60 seneden beri “milletin” yaşamını allak bullak eden,dayanılması güç, katlanılması imkansız olaylar, vurmalar, kırmalar, ölümler, infazlar, yargısız infazlar hep bu süreçlerin mahsülü olarak önümüze çıktı.
Dış düşmana karşı Milletin en büyük dayanağı olan TSK leri , hemen herkesin korkulu rüyası haline geldi. Kendi ordusundan bu kadar korkan, bu kadar endişe eden bir başka millet yoktur veya azdır sanırım.
1980 ihtilalinin ürünü olan 1982 Anayasasının temel dayanaklarını ortadan kaldıran yeni Anayasa değişiklik paketinin TBMM sinde kabul edilmesi ve bunun “omurgasına” dokunulmadan Anayasa Mahkemesi tarafından hüsnü kabul görmesinden sonra, TSK İç Hizmet Kanunun 35.maddesinin kaldırılması gündeme taşındı.Anayasada bu önemli değişiklik yapılmasa idi, şimdi kimsenin aklına İç Hizmet Kanunun 35.maddesini kaldırmak veya değiştirmek gelmeyecekti, böyle bir cesaret gösterisi ortaya çıkmayacaktı.
Önce CHP Genel başkanı Kemal Beyin “hadi gelin İç Hizmet Kanunun 35.maddesini ortadan kaldıralım çıkışından sonra, TBMM si başkanı Mehmet Ali Şahin bey, böyle bir değişikliğin çok faydalı olacağını ve talep gelmesi halinde gerekli desteği vereceği haberleri yayıldı.
Ak Partinin olaya sıcak yaklaşacağı haberlerinin yayılması üzerine,CHP kaynaklarından “bu kanunu değiştirmeye iktidarın yetecek oyları var” sözünü Sayın Başbakan “yan çizme, kıvırma” olarak gördüğünü açıkladı. Muhalefeti samimi olmamakla itham etti.
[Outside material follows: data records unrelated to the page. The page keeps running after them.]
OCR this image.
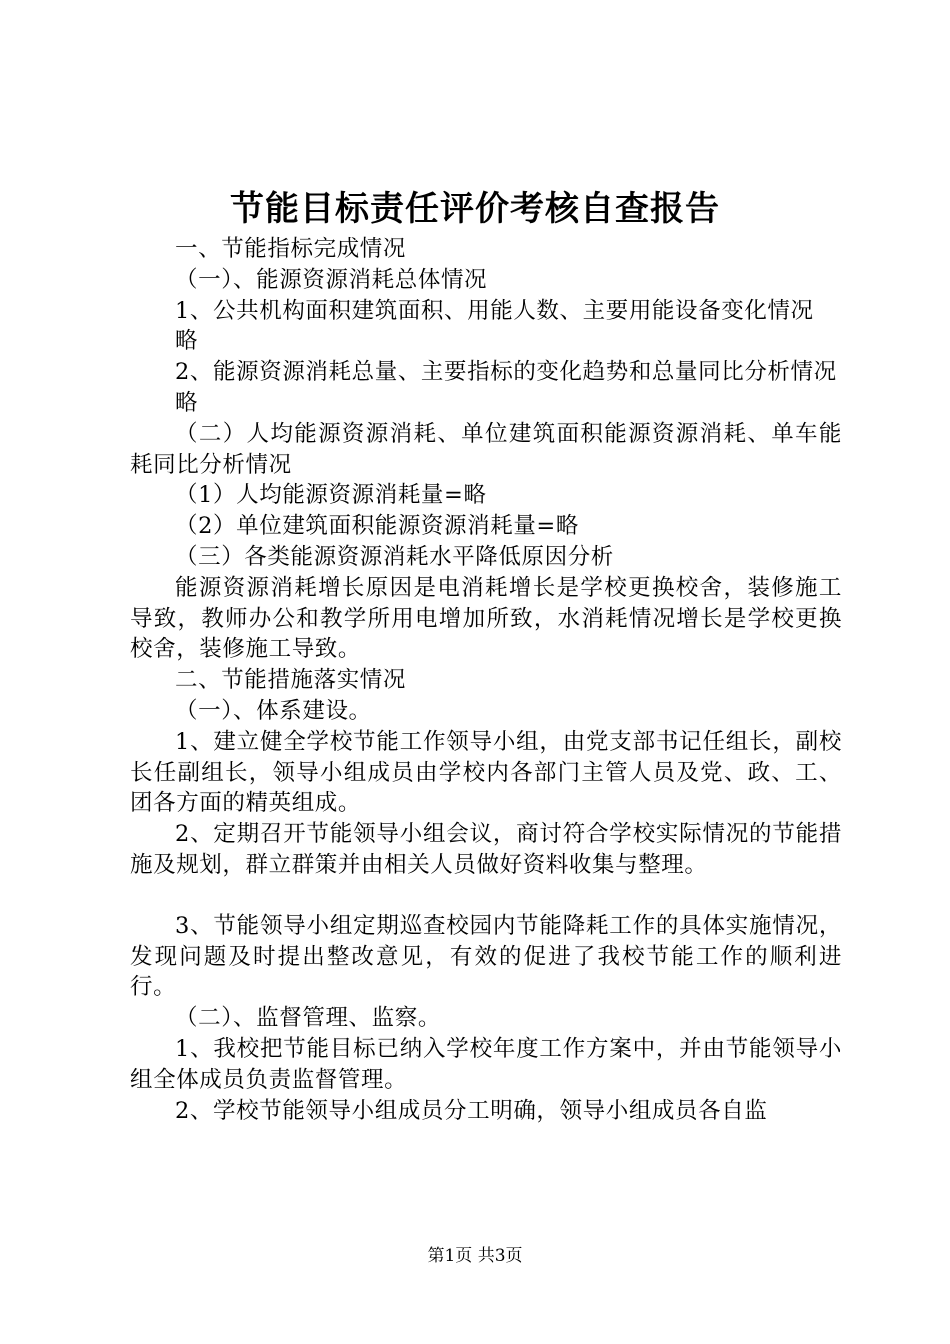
节能目标责任评价考核自查报告

一、节能指标完成情况

（一）、能源资源消耗总体情况

1、公共机构面积建筑面积、用能人数、主要用能设备变化情况

略

2、能源资源消耗总量、主要指标的变化趋势和总量同比分析情况

略

（二）人均能源资源消耗、单位建筑面积能源资源消耗、单车能耗同比分析情况

（1）人均能源资源消耗量=略

（2）单位建筑面积能源资源消耗量=略

（三）各类能源资源消耗水平降低原因分析

能源资源消耗增长原因是电消耗增长是学校更换校舍，装修施工导致，教师办公和教学所用电增加所致，水消耗情况增长是学校更换校舍，装修施工导致。

二、节能措施落实情况

（一）、体系建设。

1、建立健全学校节能工作领导小组，由党支部书记任组长，副校长任副组长，领导小组成员由学校内各部门主管人员及党、政、工、团各方面的精英组成。

2、定期召开节能领导小组会议，商讨符合学校实际情况的节能措施及规划，群立群策并由相关人员做好资料收集与整理。

3、节能领导小组定期巡查校园内节能降耗工作的具体实施情况，发现问题及时提出整改意见，有效的促进了我校节能工作的顺利进行。

（二）、监督管理、监察。

1、我校把节能目标已纳入学校年度工作方案中，并由节能领导小组全体成员负责监督管理。

2、学校节能领导小组成员分工明确，领导小组成员各自监

第1页 共3页
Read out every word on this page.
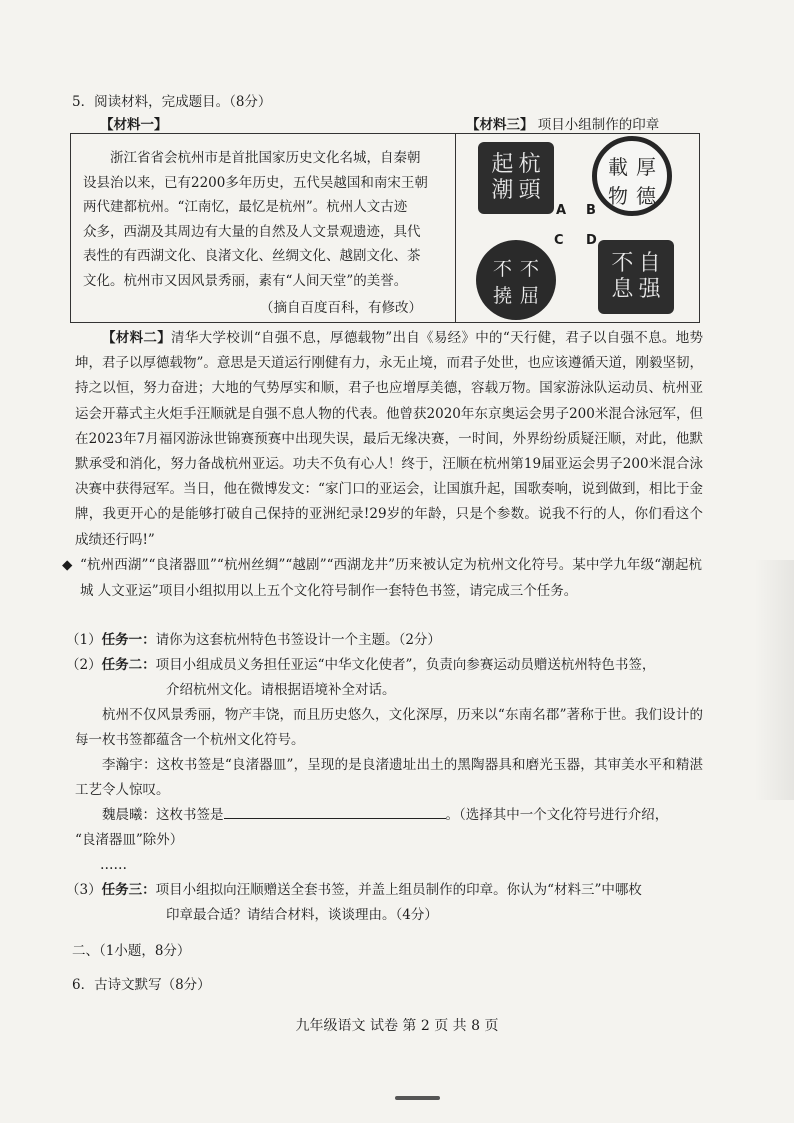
5．阅读材料，完成题目。（8分）
【材料一】	【材料三】 项目小组制作的印章
浙江省省会杭州市是首批国家历史文化名城，自秦朝
设县治以来，已有2200多年历史，五代吴越国和南宋王朝
两代建都杭州。“江南忆，最忆是杭州”。杭州人文古迹
众多，西湖及其周边有大量的自然及人文景观遗迹，具代
表性的有西湖文化、良渚文化、丝绸文化、越剧文化、茶
文化。杭州市又因风景秀丽，素有“人间天堂”的美誉。
（摘自百度百科，有修改）
起 杭
潮 頭
A
載 厚
物 德
B
C
不 不
撓 屈
D
不 自
息 强
【材料二】清华大学校训“自强不息，厚德载物”出自《易经》中的“天行健，君子以自强不息。地势坤，君子以厚德载物”。意思是天道运行刚健有力，永无止境，而君子处世，也应该遵循天道，刚毅坚韧，持之以恒，努力奋进；大地的气势厚实和顺，君子也应增厚美德，容载万物。国家游泳队运动员、杭州亚运会开幕式主火炬手汪顺就是自强不息人物的代表。他曾获2020年东京奥运会男子200米混合泳冠军，但在2023年7月福冈游泳世锦赛预赛中出现失误，最后无缘决赛，一时间，外界纷纷质疑汪顺，对此，他默默承受和消化，努力备战杭州亚运。功夫不负有心人！终于，汪顺在杭州第19届亚运会男子200米混合泳决赛中获得冠军。当日，他在微博发文：“家门口的亚运会，让国旗升起，国歌奏响，说到做到，相比于金牌，我更开心的是能够打破自己保持的亚洲纪录!29岁的年龄，只是个参数。说我不行的人，你们看这个成绩还行吗!”
◆ “杭州西湖”“良渚器皿”“杭州丝绸”“越剧”“西湖龙井”历来被认定为杭州文化符号。某中学九年级“潮起杭城 人文亚运”项目小组拟用以上五个文化符号制作一套特色书签，请完成三个任务。
（1）任务一：请你为这套杭州特色书签设计一个主题。（2分）
（2）任务二：项目小组成员义务担任亚运“中华文化使者”，负责向参赛运动员赠送杭州特色书签，
介绍杭州文化。请根据语境补全对话。
杭州不仅风景秀丽，物产丰饶，而且历史悠久，文化深厚，历来以“东南名郡”著称于世。我们设计的每一枚书签都蕴含一个杭州文化符号。
李瀚宇：这枚书签是“良渚器皿”，呈现的是良渚遗址出土的黑陶器具和磨光玉器，其审美水平和精湛工艺令人惊叹。
魏晨曦：这枚书签是	。（选择其中一个文化符号进行介绍，
“良渚器皿”除外）
……
（3）任务三：项目小组拟向汪顺赠送全套书签，并盖上组员制作的印章。你认为“材料三”中哪枚
印章最合适？请结合材料，谈谈理由。（4分）
二、（1小题，8分）
6．古诗文默写（8分）
九年级语文 试卷 第 2 页 共 8 页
Sayın Başbakan “öyle yan çizmesinler, gerdan kırmasınlar kanun teklifini versinler , hemen Meclisi Olağanüstü toplayalım, kanunu çıkarılım” dedi. Şimdi CHP nin bu hafta TSK İç Hizmet Kanununun 35.maddesinin değiştirilmesine yönelik olarak kanun teklifi vereceğini duyduk. İnşallah fos çıkmaz.
FAKAAAAATTTT
Konunun sadece 35.madde ile sınırlı olmadığını buradan herkese hatırlatayım. Zira aynı kanunun bir de 2.maddesi var.
Bu madde aynen şöyle “Askerlik Türk Vatanını,İstiklal ve Cumhuriyetini korumak için harp sanatını öğrenmek ve YAPMAK MÜKELLEFİYETİDİR.Bu MÜKELLEFİYET özel kanunlarda vazolunur” demektedir.
Buna göre Askerler Türk Vatanını,İstiklal ve Cumhuriyetini korumak için harp sanatını öğrenecek ve aynı zamanda öğrendiklerini tatbik sahasına koyacak…Bu madde ile 35.madde arasında hiçbir fark yok, hatta bu madde askerlere vatanı, istiklali ve Cumhuriyeti koruma konusunda öğrendiklerini tatbik sahasına koymak gibi bir mükellefiyet getirmek suretiyle, 35.maddeden daha şedit hükümler içeriyor.
TBMM si bu iki maddeyi birlikte ele alıp gerekli düzenlemeyi yapmaz ise, 35.madde gider, bu defa karşımıza “meşhur” ikinci madde çıkar.Aman unutmayın.